Social housing is an umbrella term that includes both public housing and community housing that involves some degree of subsidy.

12 Comments

  • Rod GIBLETT

    Hi Janet Very interesting history. Well done. The Garden City was the invention of Ebenezer Howard who wrote a book with that title. I did not know that someone from Australia had gone to look at Welwyn Gardens. What of the wetlands that were in the original Fisherman's Bend as discussed in chapter 3 of Modern Melbourne? I hope you are well. Regards Rod

    • JanetBolitho

      Thanks Rod. I was just wanting to follow one thread - the advocates and champions, and the innovations. Wetlands of course are such a huge topic they warrant more than passing attention.

  • Judith Buckrich

    thanks so much

  • Pat Grainger

    Thanks, Port Places, for a marvellous coverage of this extraordinary area. We are especially fortunate to have so uniquely varied an area of historical housing estates within Port Melbourne.

  • Cordelia Attenborough

    Hi Janet- this is a brilliant resource, thank you!
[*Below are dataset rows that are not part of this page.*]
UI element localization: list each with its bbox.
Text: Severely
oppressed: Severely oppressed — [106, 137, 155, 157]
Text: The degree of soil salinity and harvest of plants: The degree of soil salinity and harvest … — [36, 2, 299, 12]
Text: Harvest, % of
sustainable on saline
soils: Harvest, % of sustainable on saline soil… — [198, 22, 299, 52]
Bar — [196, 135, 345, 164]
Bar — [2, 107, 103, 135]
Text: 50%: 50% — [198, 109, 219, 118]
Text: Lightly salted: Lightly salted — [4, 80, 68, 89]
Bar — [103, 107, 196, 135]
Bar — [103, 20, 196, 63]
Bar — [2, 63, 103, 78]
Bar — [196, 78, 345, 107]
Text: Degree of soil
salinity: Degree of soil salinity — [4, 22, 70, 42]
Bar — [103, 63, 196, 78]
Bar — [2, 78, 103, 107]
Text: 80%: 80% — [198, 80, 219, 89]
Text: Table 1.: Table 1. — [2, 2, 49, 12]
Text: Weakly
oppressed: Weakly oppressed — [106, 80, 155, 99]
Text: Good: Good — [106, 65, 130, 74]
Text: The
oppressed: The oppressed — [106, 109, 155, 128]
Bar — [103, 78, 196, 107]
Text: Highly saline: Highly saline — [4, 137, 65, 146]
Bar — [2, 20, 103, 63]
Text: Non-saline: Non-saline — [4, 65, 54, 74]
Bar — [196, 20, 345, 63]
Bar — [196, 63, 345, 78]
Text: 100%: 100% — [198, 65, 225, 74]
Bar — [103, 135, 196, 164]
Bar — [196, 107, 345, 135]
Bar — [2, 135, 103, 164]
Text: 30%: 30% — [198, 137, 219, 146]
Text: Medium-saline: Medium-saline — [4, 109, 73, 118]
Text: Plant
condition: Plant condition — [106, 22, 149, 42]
I have been trying to find information about the Barak Rd estate for a while but i thought it was called the 'Sandridge Housing estate' because that is what is written in the plaque. You have saved me hours of dead end research- thank you.

  • Reg Roberts

    Can’t believe Housing Vic will destroy the historical Barak Estate & Howe reserve to build high rise units on the water without consultation with local ratepayers . Would have thought there was more than sufficient land at GMH site in Fisherman’s Bend.

    • Hi Reg, housing is not part of the planning for the former GMH site. I believe consultation will take place this year.

      • Kerrie Byrne

        Consultation after the fact is not genuine consultation at all, is it Janet? In terms of replacing this comfortable unassuming estate with a version of high-rise, yes, it will be sprawling but high-density. To get an idea, check out pics of Victoria/Holland st redevelopments at Flemington and Bangs st Prahran: https://engage.vic.gov.au/holland-crt-and-victoria-st-flemington-housing#lg=111533&slide=1 https://www.vic.gov.au/bangs-street-prahran

        • Thanks Kerrie. Can't begin to imagine the impact on existing residents. To create more housing will require greater density, won't it?

          • Kerrie Byrne

            We need to be clear about the 'social housing' they'll rebuild. I asked the Department in the zoom - a minimum of 100 units. There are currently 89! So they're uprooting and traumatising 89 households for an uplift of 9 units! Even if they build a bit more than that, the majority of the estate will be build to rent or possibly for sale, depending on what the consortium decides and the level of interest from the public. But it's not intended to house many more from the Vic housing register, ie ppl in entrenched housing insecurity and disadvantage. In other words, this is a real estate goldmine - bay views anyone?